Erdoğan'ın konuşmasından satırbaşları;
-94 yıl boyunca TBMM çatısı altında hizmet üretmiş tüm parlamenterleri şükranla anıyorum. Türkiye işgal edilip en son da İstanbul düştüğünde TBMM bir kurtuluş ümidi olarak tesis edildi. Gazi Mustafa kemal hayatının her safhasında TBMM'nin en üst mercii olduğunu her zaman vurgulamıştır. Halk TBMM'yi çok büyük bir heyecanla benimsemiş ona daima inanmış ve güvenmiştir.

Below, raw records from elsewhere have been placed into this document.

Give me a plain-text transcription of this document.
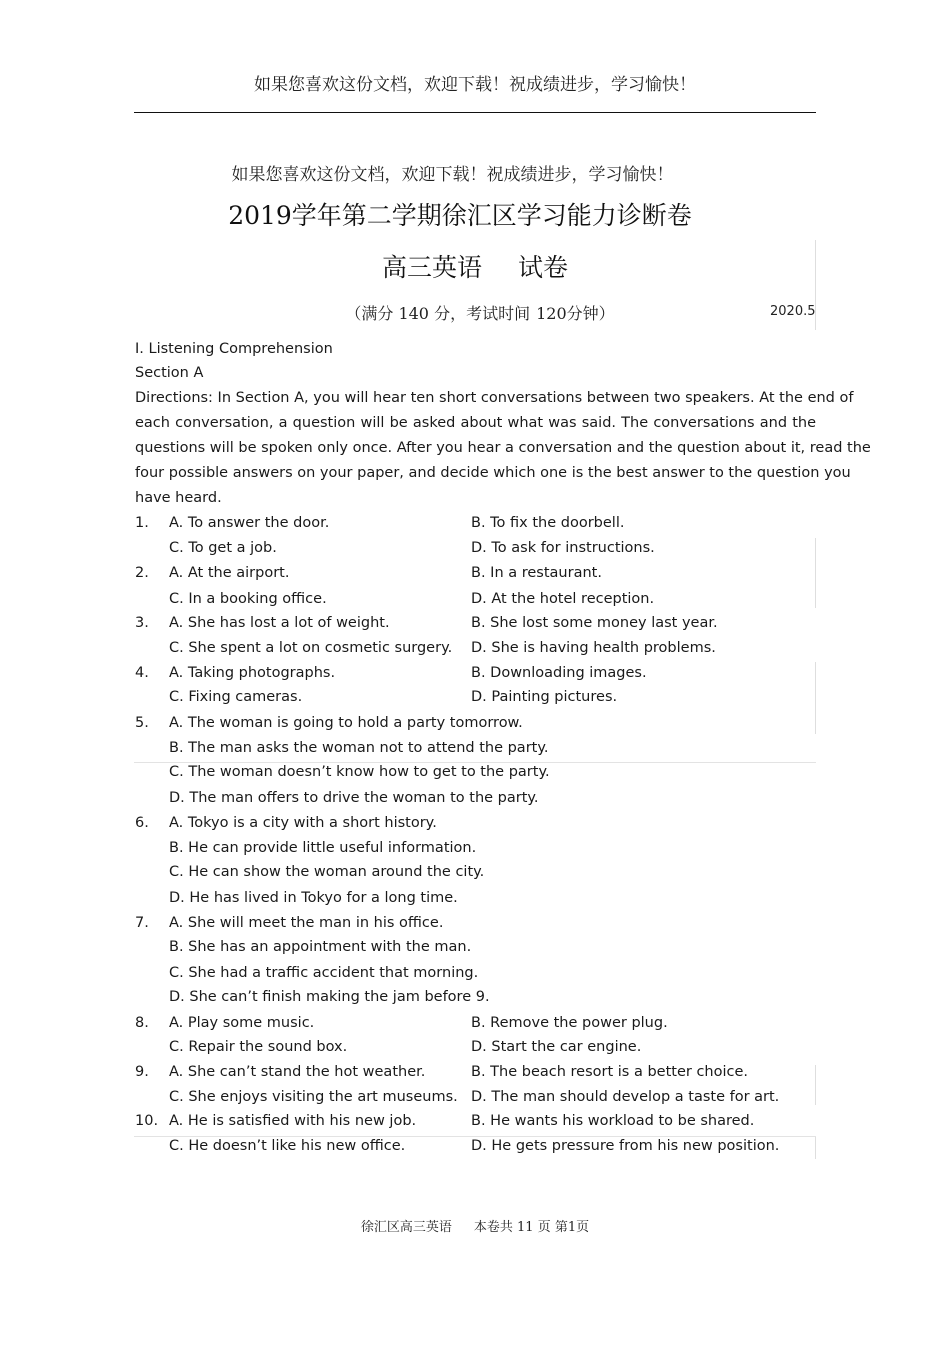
如果您喜欢这份文档，欢迎下载！祝成绩进步，学习愉快！
如果您喜欢这份文档，欢迎下载！祝成绩进步，学习愉快！
2019学年第二学期徐汇区学习能力诊断卷
高三英语 试卷
（满分 140 分，考试时间 120分钟）	2020.5
I. Listening Comprehension
Section A
Directions: In Section A, you will hear ten short conversations between two speakers. At the end of
each conversation, a question will be asked about what was said. The conversations and the
questions will be spoken only once. After you hear a conversation and the question about it, read the
four possible answers on your paper, and decide which one is the best answer to the question you
have heard.
1. A. To answer the door.	B. To fix the doorbell.
C. To get a job.	D. To ask for instructions.
2. A. At the airport.	B. In a restaurant.
C. In a booking office.	D. At the hotel reception.
3. A. She has lost a lot of weight.	B. She lost some money last year.
C. She spent a lot on cosmetic surgery. D. She is having health problems.
4. A. Taking photographs.	B. Downloading images.
C. Fixing cameras.	D. Painting pictures.
5. A. The woman is going to hold a party tomorrow.
B. The man asks the woman not to attend the party.
C. The woman doesn’t know how to get to the party.
D. The man offers to drive the woman to the party.
6. A. Tokyo is a city with a short history.
B. He can provide little useful information.
C. He can show the woman around the city.
D. He has lived in Tokyo for a long time.
7. A. She will meet the man in his office.
B. She has an appointment with the man.
C. She had a traffic accident that morning.
D. She can’t finish making the jam before 9.
8. A. Play some music.	B. Remove the power plug.
C. Repair the sound box.	D. Start the car engine.
9. A. She can’t stand the hot weather.	B. The beach resort is a better choice.
C. She enjoys visiting the art museums. D. The man should develop a taste for art.
10. A. He is satisfied with his new job.	B. He wants his workload to be shared.
C. He doesn’t like his new office.	D. He gets pressure from his new position.
徐汇区高三英语 本卷共 11 页 第1页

-Halk TBMM'yi kendi kurumu olarak her zaman kucaklamış ve her zaman muhabbet beslemiştir. Ancak Meclis tek adam olma diktatör olma heveslileri için adeta iktidarlarını paylaşmak zorunda oldukları bir makam olmak zorunda olmuştur. Askeri darbeler bürokratik darbe girişimleri post modern darbeler halkın iktidarını yıpratmak amacıyla yapılmıştır.
-Meclis bütün bun darbe girişimlerine rağmen dimdik ayakta kalmış yine bizzat millet tarafından muhafaza edilmiştir. Aradan 94 yıl geçmesine rağmen TBMM'nin tüm makam ve mercilerin üzerinde olduğunu kabul edemeyen kesimler olduğunu görüyoruz. Çetelerin illegal yapıların meclisi hiçe sayarak kendi çıkarları adına milli iradeye kast ettiklerini görüyoruz ve yaşıyoruz.

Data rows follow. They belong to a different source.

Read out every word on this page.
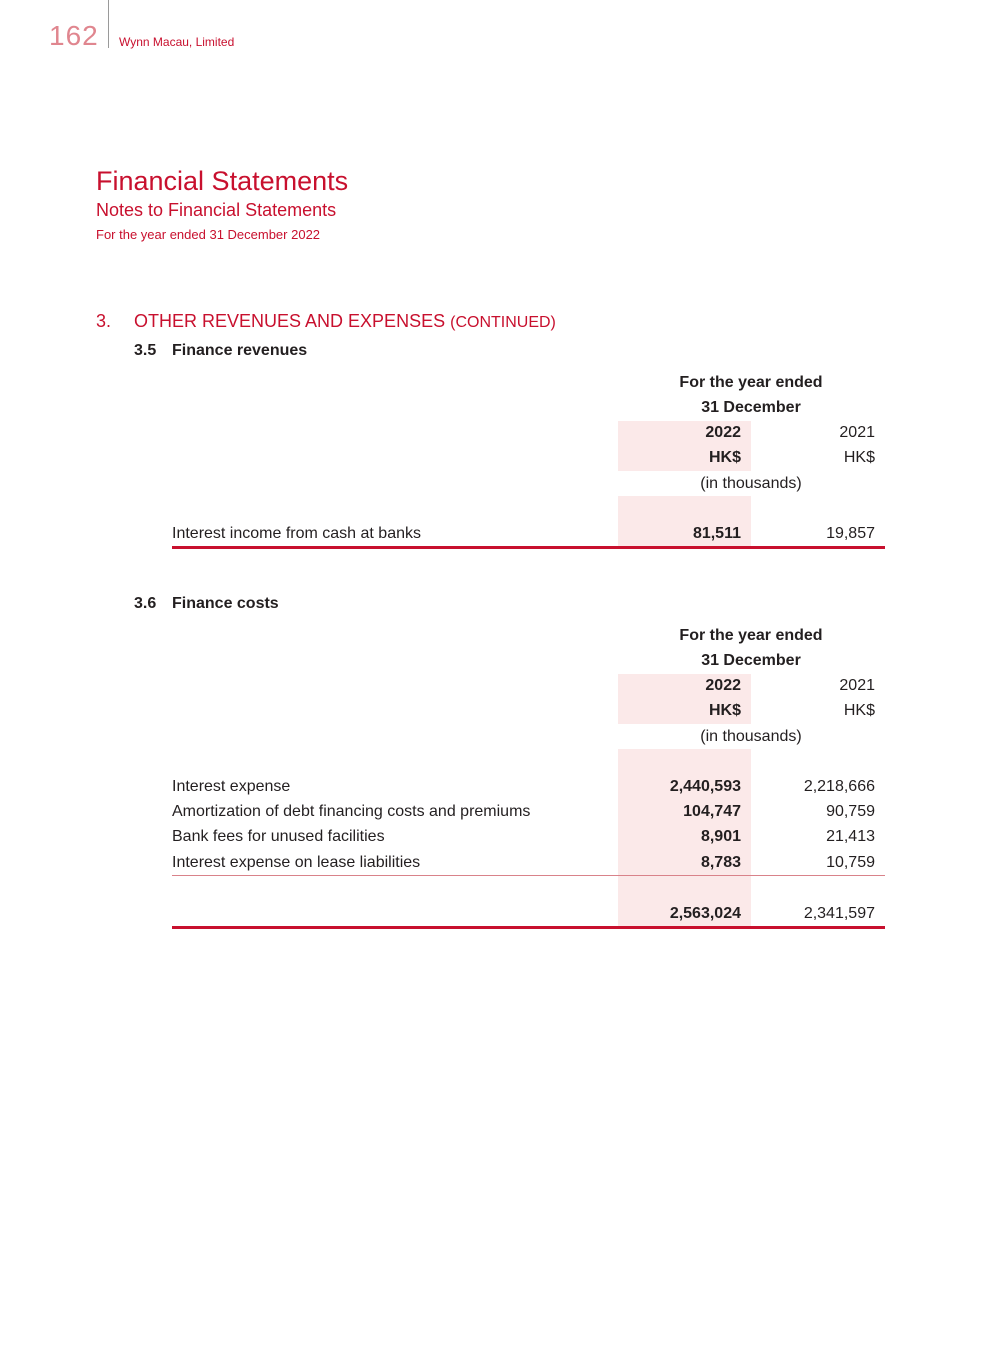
162 Wynn Macau, Limited
Financial Statements
Notes to Financial Statements
For the year ended 31 December 2022
3. OTHER REVENUES AND EXPENSES (CONTINUED)
3.5 Finance revenues
For the year ended
31 December
2022	2021
HK$	HK$
(in thousands)
Interest income from cash at banks	81,511	19,857
3.6 Finance costs
For the year ended
31 December
2022	2021
HK$	HK$
(in thousands)
Interest expense	2,440,593	2,218,666
Amortization of debt financing costs and premiums	104,747	90,759
Bank fees for unused facilities	8,901	21,413
Interest expense on lease liabilities	8,783	10,759
2,563,024	2,341,597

-Kendisini elindeki kalemi ya da sermayesiyle herkesin üzerinde görenlerin meclise ve milli iradeye hükmetme gayreti içinde olduklarını görüyoruz. Meclisi yok saymaya meclisi zayıflatmaya yönelik girişimler artık sadece silahlı darbe girişimleriyle olmuyor. Modern dünyada silahların yerini başka araçlar alabiliyor. Daha birkaç hafta öncesine kadar bunu tecrübe ettik. Sosyal medyanın kötü niyetlilerin elinde milli iradeye kast edecek bir araç olarak kullanıldığını gördük. Şantaj görüntülerinin TBMM'yi hedef aldığını gördük.
-Siyasi partilerin bu şantaj odaklarıyla işbirliği yaptığına şahit olduk. Bu ülkenin cumhurbaşkanı başbakanı genelkurmay başkanı bakanları hedef alındı. Partilerin il başkanlıklarının dinlendiği ortaya çıktı. Sanatçılarımızın gazetecilerimizin dinlenmeler yoluyla şantaja maruz kaldıkları ortaya çıktı. Hatta Dışişleri Bakanlığındaki çok gizli toplantı dinlendi. Bu millet sandığa gitti ve bir kez daha demokrasimizi güç verdi.
-1947 yılında sandık namusumuzdur diyen Mersin Aslanköylü kadınlar artık 77 milyonun sandık namusumuzdur dedikleri bir atmosferin oluşmasını sağlamışlardır. Cumhuriyetimize yaraşır şekilde 100. yılımıza dünyanın en huzurlu ve istikrarlı ülkelerinden biri olarak ulaşacağız. Bu aziz millet her şeyin en iyisini ve güzelini hak ediyor. Bu aziz millet kanla canla fedakarlıkla kurduğu bu meclise canı gibi evladı gibi sahip çıkıyor ve güveniyor. Bir kez daha ilk meclisin aziz hatırasını muhabbetle yad ediyorum.